Totally deaf, blind
Aylmer runner Gaston Bedard competes on world stage
As a competitive runner, nothing can stop 62 year-old Gaston Bedard—not even complete blindness and deafness. The Boston Marathon, April 20, will be his 16th full marathon since running his first in 1979. Mr. Bedard will be competing with “Team With a Vision”, a group of blind and sighted athletes who run the Boston Marathon every year to raise funds and awareness for the Massachusetts Association for the Blind and Visually Impaired. The group’s mission? To prove that with good support, people with disabilities can do anything.

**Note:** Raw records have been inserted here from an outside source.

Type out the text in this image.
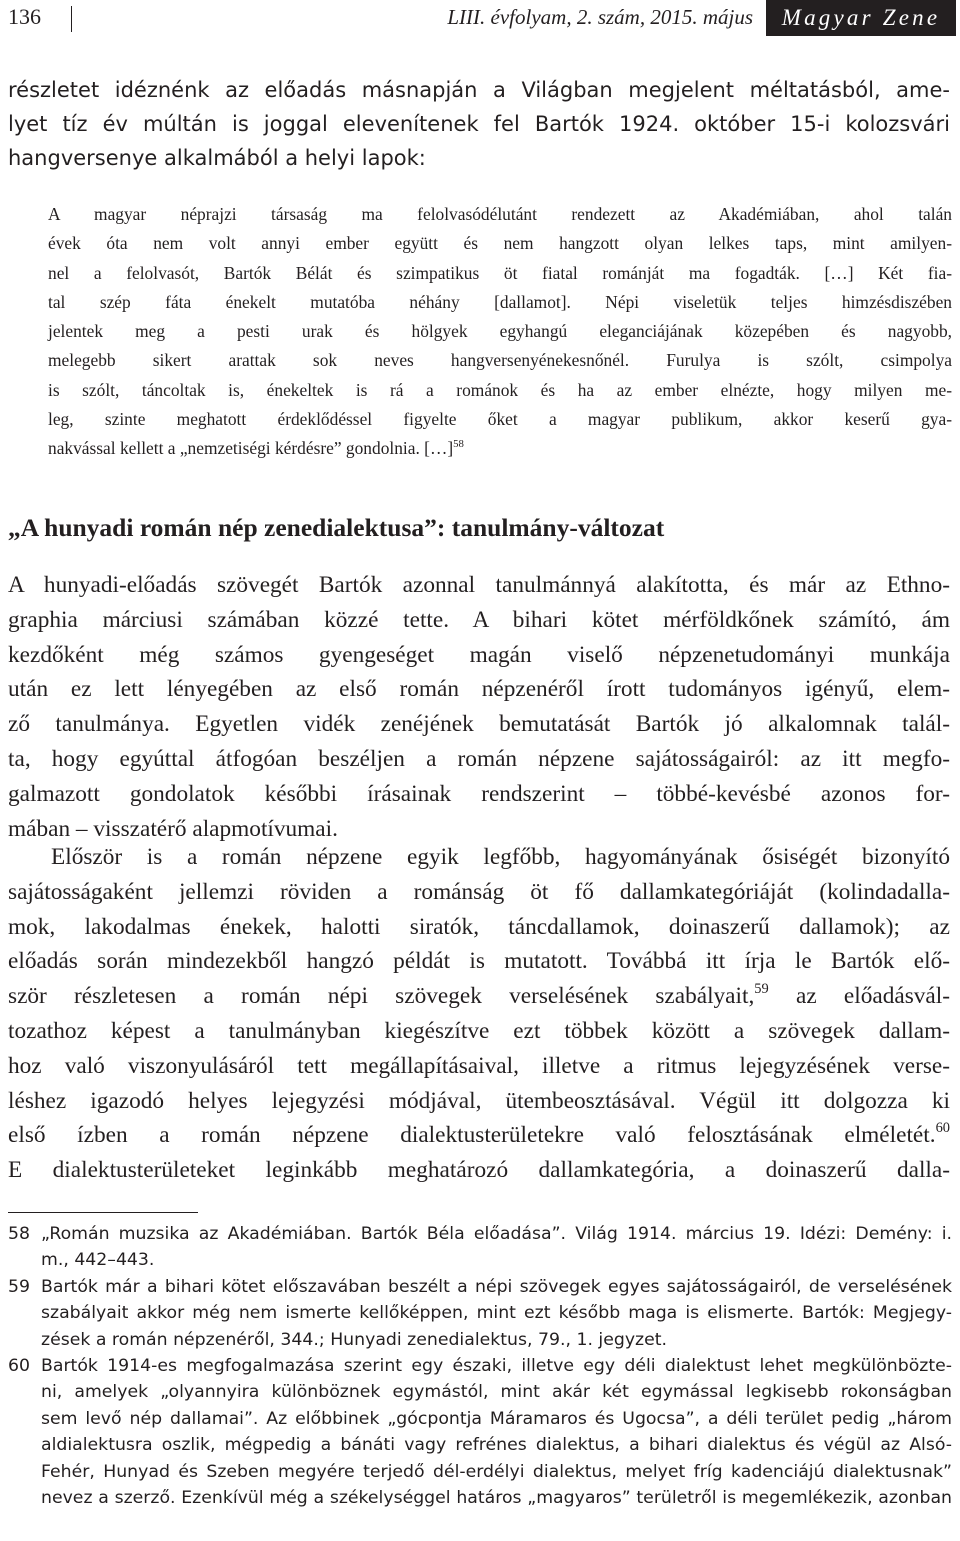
136	LIII. évfolyam, 2. szám, 2015. május	Magyar Zene
részletet idéznénk az előadás másnapján a Világban megjelent méltatásból, ame-
lyet tíz év múltán is joggal elevenítenek fel Bartók 1924. október 15-i kolozsvári
hangversenye alkalmából a helyi lapok:
A magyar néprajzi társaság ma felolvasódélutánt rendezett az Akadémiában, ahol talán
évek óta nem volt annyi ember együtt és nem hangzott olyan lelkes taps, mint amilyen-
nel a felolvasót, Bartók Bélát és szimpatikus öt fiatal románját ma fogadták. […] Két fia-
tal szép fáta énekelt mutatóba néhány [dallamot]. Népi viseletük teljes himzésdiszében
jelentek meg a pesti urak és hölgyek egyhangú eleganciájának közepében és nagyobb,
melegebb sikert arattak sok neves hangversenyénekesnőnél. Furulya is szólt, csimpolya
is szólt, táncoltak is, énekeltek is rá a románok és ha az ember elnézte, hogy milyen me-
leg, szinte meghatott érdeklődéssel figyelte őket a magyar publikum, akkor keserű gya-
nakvással kellett a „nemzetiségi kérdésre” gondolnia. […]$^{58}$
„A hunyadi román nép zenedialektusa”: tanulmány-változat
A hunyadi-előadás szövegét Bartók azonnal tanulmánnyá alakította, és már az Ethno-
graphia márciusi számában közzé tette. A bihari kötet mérföldkőnek számító, ám
kezdőként még számos gyengeséget magán viselő népzenetudományi munkája
után ez lett lényegében az első román népzenéről írott tudományos igényű, elem-
ző tanulmánya. Egyetlen vidék zenéjének bemutatását Bartók jó alkalomnak talál-
ta, hogy egyúttal átfogóan beszéljen a román népzene sajátosságairól: az itt megfo-
galmazott gondolatok későbbi írásainak rendszerint – többé-kevésbé azonos for-
mában – visszatérő alapmotívumai.
Először is a román népzene egyik legfőbb, hagyományának ősiségét bizonyító
sajátosságaként jellemzi röviden a románság öt fő dallamkategóriáját (kolindadalla-
mok, lakodalmas énekek, halotti siratók, táncdallamok, doinaszerű dallamok); az
előadás során mindezekből hangzó példát is mutatott. Továbbá itt írja le Bartók elő-
ször részletesen a román népi szövegek verselésének szabályait,$^{59}$ az előadásvál-
tozathoz képest a tanulmányban kiegészítve ezt többek között a szövegek dallam-
hoz való viszonyulásáról tett megállapításaival, illetve a ritmus lejegyzésének verse-
léshez igazodó helyes lejegyzési módjával, ütembeosztásával. Végül itt dolgozza ki
első ízben a román népzene dialektusterületekre való felosztásának elméletét.$^{60}$
E dialektusterületeket leginkább meghatározó dallamkategória, a doinaszerű dalla-
58 „Román muzsika az Akadémiában. Bartók Béla előadása”. Világ 1914. március 19. Idézi: Demény: i.
m., 442–443.
59 Bartók már a bihari kötet előszavában beszélt a népi szövegek egyes sajátosságairól, de verselésének
szabályait akkor még nem ismerte kellőképpen, mint ezt később maga is elismerte. Bartók: Megjegy-
zések a román népzenéről, 344.; Hunyadi zenedialektus, 79., 1. jegyzet.
60 Bartók 1914-es megfogalmazása szerint egy északi, illetve egy déli dialektust lehet megkülönbözte-
ni, amelyek „olyannyira különböznek egymástól, mint akár két egymással legkisebb rokonságban
sem levő nép dallamai”. Az előbbinek „gócpontja Máramaros és Ugocsa”, a déli terület pedig „három
aldialektusra oszlik, mégpedig a bánáti vagy refrénes dialektus, a bihari dialektus és végül az Alsó-
Fehér, Hunyad és Szeben megyére terjedő dél-erdélyi dialektus, melyet fríg kadenciájú dialektusnak”
nevez a szerző. Ezenkívül még a székelységgel határos „magyaros” területről is megemlékezik, azonban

Third from left is Aylmer runner Gaston Bedard during a recent Ottawa Marathon. Photo: Archives
A retired elementary school teacher, Mr. Bedard has severe hearing loss and is totally blind, having suffered Usher syndrome with retinitis pigmentosa since childhood. He caught the running bug in the excitement of the 1976 Montreal Olympics, bought a pair of $4 running shoes at a bargain store, and began, eventually completing 15 marathons and numerous road races.
He interrupted competitive running for a decade of career and family obligations, and because his worsening vision made running alone in large road races very difficult. In 2008, he enlisted the help of Ken Clement, owner of Aylmer’s Florida Fitness, to get back on the fitness track. Despite his dreams of making a road-racing comeback, he was now nearly completely blind. He has to remove his two hearing aids when he runs, leaving him completely deaf.
Through plenty of creative thinking, he invented a tubing tether and found sighted guides, Christopher Yule and Melany Gauvin, who accompany him on his runs. In Boston, his son Marc will act as his “social facilitator”—his eyes and ears; Mr Yule and Ms Gauvin will run beside him. Mr. Bedard appreciates all this support, commenting, “When you have good people around you, it is amazing what you can do.”
The Massachusetts Association has fielded “Team With A Vision” in the Boston Marathon for 22 years, and the 119th running of this historical contest will feature many world-class athletes who compete on the global level, despite visual impairment. This year’s diverse team has runners from the U.S., Canada, France, the United Kingdom, and Hong Kong.